The Agency for Regulation and Development of the Financial Market of the Republic of Kazakhstan published its review of the microfinance organisations (MFO) sector for the first half of 2025, pointing to continued balance-sheet and lending expansion alongside a shift from branch-based sales to remote digital channels. It links digitisation to rising fraud risks and describes supervisory tightening that has resulted in licence actions and the removal of participants that did not adapt to new standards.
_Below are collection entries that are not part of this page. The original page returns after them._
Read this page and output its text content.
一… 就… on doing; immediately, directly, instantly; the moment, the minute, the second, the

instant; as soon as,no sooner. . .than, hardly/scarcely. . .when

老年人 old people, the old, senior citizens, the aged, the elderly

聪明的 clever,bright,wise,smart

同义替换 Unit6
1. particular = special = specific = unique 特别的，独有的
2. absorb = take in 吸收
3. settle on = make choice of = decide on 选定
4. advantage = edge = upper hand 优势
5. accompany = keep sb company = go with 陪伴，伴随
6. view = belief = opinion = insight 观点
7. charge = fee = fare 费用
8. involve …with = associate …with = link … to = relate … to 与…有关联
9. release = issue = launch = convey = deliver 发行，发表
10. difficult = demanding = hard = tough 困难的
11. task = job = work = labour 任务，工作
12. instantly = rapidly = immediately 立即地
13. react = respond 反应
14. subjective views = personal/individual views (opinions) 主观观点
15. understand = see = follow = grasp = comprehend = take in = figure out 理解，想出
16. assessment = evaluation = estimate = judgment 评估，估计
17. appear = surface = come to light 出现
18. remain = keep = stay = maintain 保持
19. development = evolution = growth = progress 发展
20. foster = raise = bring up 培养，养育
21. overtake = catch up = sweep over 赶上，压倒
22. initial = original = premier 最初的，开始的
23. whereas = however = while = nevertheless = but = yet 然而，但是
As of 1 July 2025, 212 MFOs were operating, with six licences suspended and 13 revoked during the first half of 2025. Sector assets rose 13% to KZT 1,936bn and the gross microcredit portfolio increased 13.1% to KZT 1,741bn, with microcredits accounting for 78.5% of assets and the top 10 MFOs holding 74% of total assets. NPL 90+ reached 7.0% (KZT 117bn) versus 6.6% (KZT 99bn) at 1 January 2025, while provisions totalled KZT 297bn. BNK Finance Kazakhstan received a banking licence on 13 June 2025 and KMF on 12 August 2025, removing two MFOs that together represented 18.8% of the sector’s loan portfolio; leadership then shifted to auto-finance focused MFOs, including Toyota Financial Services Kazakhstan (KZT 234.4bn portfolio) and MyCar finance (KZT 165.9bn) as of 1 July 2025. From 2026, the Agency plans to introduce mandatory requirements for MFO risk management systems, including elements such as borrower scoring and internal limits by microcredit size and type, alongside expectations for independent risk management and compliance control functions as a second line of defence.
Agency for Regulation and Development of the Financial Market of the Republic of Kazakhstan 2025-10-16
Agency for Regulation and Development of the Financial Market of the Republic of Kazakhstan reports first-half 2025 microfinance growth and plans mandatory risk management system requirements from 2026
The Agency for Regulation and Development of the Financial Market of Kazakhstan reviewed the MFO sector for H1 2025, noting balance-sheet and lending growth, a shift to digital channels, and increased fraud risks. Supervisory tightening led to six licences suspended and 13 revoked. From 2026, mandatory risk management requirements will include borrower scoring and internal limits.